Small difference but still significant?

Marvin85

Member
I hae sample size of 67 participants. They took a pre and post knowledge survey. The maximum score was 14 answers correct. I run a pair ttest. These are my results:

pre 9.3 SD 2.077207
post 9.8 SD 2.157419

p value; <0.05

I have to present this to a non technical audience. My supervisor ask me why is significant if the difference is very small. I tried to explain her say that it depends on the SD difference and sample size. But I didn't have a clear response. How can I explain her in simple terms. How can I interpret this small difference.

Thank you very much!
Marvin

BGM

TS Contributor
One possible way to explain your idea is to use visual aids - draw a normal pdf with mean different from 0, representing the sampling distribution of the difference. When the standard error is relatively small, the values are more concentrated around the mean, and thus the tail is smaller and we have a larger evidence to say that the means are different from 0 (although close), and vice versa.

Marvin85

Member
Thank you very much for you explanation. but how would you answer if a non technical person ask you: how comes it is significant if only increase 0.5 questions (half of a question) from pre to post?

Mean Joe

TS Contributor
One thing you could do, is change from 9.8 vs 9.3 (out of 14) to 70% vs 66%. The difference between a C- and a D. Not a great idea, just an idea.

Another thing you can do, is talk about how many answered (for example) 10+ questions in pre vs post.

Dason

Well you're doing a paired t-test so it makes sense to compute the actual differences for each observation. What does the histogram of the differences look like?

PeterFlom

New Member
You've not presented the right numbers for someone to judge properly; by giving the group means and sds for a paired t-test, you don't show what you are testing which is actually change Show the average difference and its sd.

You can also create a graph showing the decline per person.

Marvin85

Member
Thank you very much to all. I will take all your suggestions and create a nice table to show this change and most importantly to answer the question "why is significant if it is a small change?" to an not technical audience. Sometimes explaining statistics to non-technical audiences can be challenging. Well, it is a skill that I am trying to develop. Thank you again!

bruin

Member
Correct me if I'm wrong, but it kind of sounds like you're looking for an explanation that is going to show your supervisor why the 0.5 difference is practically significant. If so, you won't find it, because statistical significance doesn't indicate practical significance.

I mean, a difference from 9.3 to 9.8 could very well have practical significance depending on the context, but the size of the p-value isn't what confers that practical significance.

Marvin85

Member
Hi Bruin,

thank s for explaining this new perspective. You are right one thing is statically significance and other practical significance. The questions arrive just becuase my a staff member ask but why it is statistically significant if it only increase very little? Also he ask just explain in simple word what does significant mean? why is this important for our social program? If you find a simple way to answer these question in this context, I would appreciate it. Thank you!

noetsi

No cake for spunky
I missed bruin's comment so this is a long winded development of their point.
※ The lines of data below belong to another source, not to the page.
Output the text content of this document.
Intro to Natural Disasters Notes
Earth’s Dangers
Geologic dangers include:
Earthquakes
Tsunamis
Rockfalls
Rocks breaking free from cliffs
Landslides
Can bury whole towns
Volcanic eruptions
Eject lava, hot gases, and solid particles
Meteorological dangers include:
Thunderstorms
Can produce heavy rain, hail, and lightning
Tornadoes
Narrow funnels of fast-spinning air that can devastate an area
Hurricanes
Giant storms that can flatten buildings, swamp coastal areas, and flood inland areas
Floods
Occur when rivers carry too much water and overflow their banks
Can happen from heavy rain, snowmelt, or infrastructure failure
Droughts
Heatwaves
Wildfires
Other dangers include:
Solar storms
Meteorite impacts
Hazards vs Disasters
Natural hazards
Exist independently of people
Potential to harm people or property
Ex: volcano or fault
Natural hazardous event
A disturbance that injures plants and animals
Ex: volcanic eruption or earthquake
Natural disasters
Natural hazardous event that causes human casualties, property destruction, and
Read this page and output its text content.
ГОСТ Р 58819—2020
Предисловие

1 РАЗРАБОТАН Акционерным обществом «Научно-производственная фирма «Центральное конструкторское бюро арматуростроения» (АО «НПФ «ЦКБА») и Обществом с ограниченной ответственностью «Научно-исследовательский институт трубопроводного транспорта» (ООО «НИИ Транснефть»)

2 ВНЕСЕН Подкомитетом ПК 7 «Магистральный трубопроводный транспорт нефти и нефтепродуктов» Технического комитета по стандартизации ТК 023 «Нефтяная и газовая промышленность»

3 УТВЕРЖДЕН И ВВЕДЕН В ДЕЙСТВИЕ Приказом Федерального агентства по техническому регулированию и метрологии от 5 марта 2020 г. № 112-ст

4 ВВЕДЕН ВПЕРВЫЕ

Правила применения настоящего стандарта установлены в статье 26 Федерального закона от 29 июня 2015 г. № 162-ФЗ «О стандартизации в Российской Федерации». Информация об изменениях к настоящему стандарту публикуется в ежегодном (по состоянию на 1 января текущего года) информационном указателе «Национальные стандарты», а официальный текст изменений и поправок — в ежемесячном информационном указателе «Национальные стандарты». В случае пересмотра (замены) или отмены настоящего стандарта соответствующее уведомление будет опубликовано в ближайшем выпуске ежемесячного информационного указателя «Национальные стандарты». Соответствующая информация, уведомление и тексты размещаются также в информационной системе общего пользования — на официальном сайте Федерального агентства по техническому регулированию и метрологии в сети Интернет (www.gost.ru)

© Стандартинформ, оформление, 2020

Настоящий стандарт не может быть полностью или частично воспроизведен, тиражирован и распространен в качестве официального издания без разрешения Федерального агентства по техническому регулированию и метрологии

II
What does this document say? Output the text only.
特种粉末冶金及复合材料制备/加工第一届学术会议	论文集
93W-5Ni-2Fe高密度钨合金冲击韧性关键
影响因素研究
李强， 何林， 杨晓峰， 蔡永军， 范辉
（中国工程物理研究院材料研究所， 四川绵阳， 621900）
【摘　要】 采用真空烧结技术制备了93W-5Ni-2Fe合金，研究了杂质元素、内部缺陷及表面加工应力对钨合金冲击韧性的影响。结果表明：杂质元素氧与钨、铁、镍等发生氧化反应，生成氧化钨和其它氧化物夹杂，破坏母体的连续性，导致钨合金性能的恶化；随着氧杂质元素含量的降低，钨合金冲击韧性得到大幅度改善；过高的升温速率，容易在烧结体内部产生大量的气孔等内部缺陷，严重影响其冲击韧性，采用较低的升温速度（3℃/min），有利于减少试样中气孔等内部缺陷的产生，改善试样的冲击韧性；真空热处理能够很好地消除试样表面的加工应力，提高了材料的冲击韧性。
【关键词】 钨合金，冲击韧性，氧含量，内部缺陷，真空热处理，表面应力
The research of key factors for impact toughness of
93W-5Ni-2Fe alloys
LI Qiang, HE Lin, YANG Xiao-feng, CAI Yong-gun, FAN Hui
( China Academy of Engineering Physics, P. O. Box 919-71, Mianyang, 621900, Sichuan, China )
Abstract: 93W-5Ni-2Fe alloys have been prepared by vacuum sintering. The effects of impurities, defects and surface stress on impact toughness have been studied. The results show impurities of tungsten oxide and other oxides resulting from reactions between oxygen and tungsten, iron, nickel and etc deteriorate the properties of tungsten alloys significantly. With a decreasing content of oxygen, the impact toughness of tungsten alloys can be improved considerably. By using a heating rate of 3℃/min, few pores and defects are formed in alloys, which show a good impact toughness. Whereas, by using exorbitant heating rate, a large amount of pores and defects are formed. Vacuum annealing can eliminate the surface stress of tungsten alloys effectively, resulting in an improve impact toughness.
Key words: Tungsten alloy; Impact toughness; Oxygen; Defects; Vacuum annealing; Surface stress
One thing that has been stressed more in the literature is the fundamental difference between statistical difference and substantive difference. The former involves the classical p values and null hypothesis. What this is really testing is whether the results, the effect size is likely due to random error in measurement. For many years I believe there was tendency to assume if something was statistically signficant the effect size was substantively important (I hear this on my job all the time).

But that view has been challenged a lot recently. Just because an effect size is statistically signficant does not mean it matters in any meaningful way. If your test is powerful enough you can have very small effect sizes, say differences in means before and after, and they can stil result in very small p scores signifying statistical signficance.. Essentially everything is signficant statistically when you have enough power.

The key then is to make a decision that given this effect size, the difference in means here, is real does it really matter? And that is a a decision for SME not statisticians based on context, the nature of the phenomenon etc.

bruin

Member
Hi Bruin,

thank s for explaining this new perspective. You are right one thing is statically significance and other practical significance. The questions arrive just becuase my a staff member ask but why it is statistically significant if it only increase very little? Also he ask just explain in simple word what does significant mean? why is this important for our social program? If you find a simple way to answer these question in this context, I would appreciate it. Thank you!
Well, if I was the one having to answer this question, I'd probably do 2 things:

1. Explain that there's nothing in inferential statistics that is going to help us decide whether the difference is important for your social program. Only you guys can decide whether its a big enough difference to matter or to make whatever it was that you did to people to get that difference something that's worth continuing to invest in.

2. Calculate a confidence interval estimating the population mean difference, because in my experience confidence intervals are far more intuitive than p-values. If you look at the actual definition of a p-value, its kind of like the answer to a question that virtually no one would ever ask. Studies have found that misunderstandings about the meaning of a p-value abound even among applied researchers who regularly use hypothesis tests in their research.

SigmundFreud

New Member
My interpretation of the results would be that there is a significant difference but the effect size (presuming you have calculated Cohen's d) indicates that this difference is trivial. You could run a G power analyses to determine if the sample size (N = 67) was sufficient.